Charlie Youakim CEO and Co-Founder of Sezzle, said: “With Buy Now, Pay Later, customers are able to make purchases without incurring the fees and interest that credit cards bring. So long as payments are made on time every two weeks (or whatever is required by the provider), the customer saves all the stress and extra funds that traditional credit often brings. The high interest and fees that credit holds can often present a steep learning curve for new users to the credit world.
“With a credit card, you can continue to overextend beyond your means and potentially reach life-changing levels of debt. BNPL promotes safe spending by guard-railing shoppers; for instance, with Sezzle, the company I lead, a user cannot complete an additional purchase if they have a failed transaction on a previous order. In doing so, BNPL offers a safe and transparent approach to credit –it’s a responsible form of training wheels to enter the credit world. Not only does it help in saving money, but in promoting financial independence and empowerment.”
Yishay Trif, CEO of international payments fintech, Moneynetint, agrees and believes that BNPL services are an example of how fintech’s are making consumers and businesses more engaged with their money.
“They are more switched on about what’s possible, and they expect their financial services providers to make their money – and their credit – work as hard as possible.

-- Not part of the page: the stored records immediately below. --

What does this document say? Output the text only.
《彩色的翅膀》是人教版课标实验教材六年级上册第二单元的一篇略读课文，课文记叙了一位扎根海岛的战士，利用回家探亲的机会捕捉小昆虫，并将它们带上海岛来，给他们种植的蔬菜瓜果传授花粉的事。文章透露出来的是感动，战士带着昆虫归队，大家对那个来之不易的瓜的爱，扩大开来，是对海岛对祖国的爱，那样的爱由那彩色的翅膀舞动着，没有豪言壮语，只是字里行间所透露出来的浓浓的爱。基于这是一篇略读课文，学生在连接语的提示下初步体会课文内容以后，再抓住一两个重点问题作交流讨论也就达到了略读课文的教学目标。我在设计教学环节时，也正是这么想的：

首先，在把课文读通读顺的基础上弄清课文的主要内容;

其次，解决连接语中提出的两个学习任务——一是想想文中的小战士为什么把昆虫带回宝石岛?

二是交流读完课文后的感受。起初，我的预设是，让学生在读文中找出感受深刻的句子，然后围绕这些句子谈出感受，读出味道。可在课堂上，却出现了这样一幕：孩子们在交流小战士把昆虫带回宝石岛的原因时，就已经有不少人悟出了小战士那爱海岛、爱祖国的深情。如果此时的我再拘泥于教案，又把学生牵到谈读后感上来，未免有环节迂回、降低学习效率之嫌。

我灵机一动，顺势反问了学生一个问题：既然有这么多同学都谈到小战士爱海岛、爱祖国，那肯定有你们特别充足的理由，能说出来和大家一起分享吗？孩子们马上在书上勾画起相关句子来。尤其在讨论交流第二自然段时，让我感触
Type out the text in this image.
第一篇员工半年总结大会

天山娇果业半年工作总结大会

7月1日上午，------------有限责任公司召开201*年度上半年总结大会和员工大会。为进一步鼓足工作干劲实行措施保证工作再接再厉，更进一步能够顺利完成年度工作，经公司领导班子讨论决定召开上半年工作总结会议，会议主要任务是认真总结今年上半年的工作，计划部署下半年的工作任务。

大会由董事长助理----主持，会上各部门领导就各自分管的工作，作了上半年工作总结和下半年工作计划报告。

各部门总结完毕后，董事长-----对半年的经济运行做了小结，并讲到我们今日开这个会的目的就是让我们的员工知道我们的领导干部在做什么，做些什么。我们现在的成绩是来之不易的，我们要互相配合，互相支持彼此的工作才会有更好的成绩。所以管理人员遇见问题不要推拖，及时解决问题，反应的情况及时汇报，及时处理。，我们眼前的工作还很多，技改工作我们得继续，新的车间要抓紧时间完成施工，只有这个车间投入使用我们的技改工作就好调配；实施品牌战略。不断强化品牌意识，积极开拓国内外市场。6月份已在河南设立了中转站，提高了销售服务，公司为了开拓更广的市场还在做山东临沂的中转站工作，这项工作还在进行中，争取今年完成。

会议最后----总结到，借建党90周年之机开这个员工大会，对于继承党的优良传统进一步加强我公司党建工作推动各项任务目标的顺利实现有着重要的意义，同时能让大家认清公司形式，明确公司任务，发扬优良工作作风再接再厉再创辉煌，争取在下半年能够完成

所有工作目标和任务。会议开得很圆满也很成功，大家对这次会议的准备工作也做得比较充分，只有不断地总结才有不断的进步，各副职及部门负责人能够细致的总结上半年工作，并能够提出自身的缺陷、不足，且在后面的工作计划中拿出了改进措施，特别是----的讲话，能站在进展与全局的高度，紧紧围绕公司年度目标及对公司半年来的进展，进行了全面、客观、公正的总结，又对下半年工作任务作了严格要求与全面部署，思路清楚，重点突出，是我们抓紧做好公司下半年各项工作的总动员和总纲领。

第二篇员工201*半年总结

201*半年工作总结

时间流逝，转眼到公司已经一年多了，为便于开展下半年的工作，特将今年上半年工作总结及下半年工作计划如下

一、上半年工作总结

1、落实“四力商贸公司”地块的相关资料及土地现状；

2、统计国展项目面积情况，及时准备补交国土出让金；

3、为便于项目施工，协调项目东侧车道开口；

“BNPL is a really interesting example of how fintech is reimagining what’s possible with money. By taking advantage of consumers’ hard-earned credit to spread payments over time, BNPL squeezes the maximum value and utility out of consumers’ lines of credit. Used responsibly, BNPL can be an important, much-needed stimulus for the world economy, providing the facility to bring more people into the market and leaving fewer priced out.”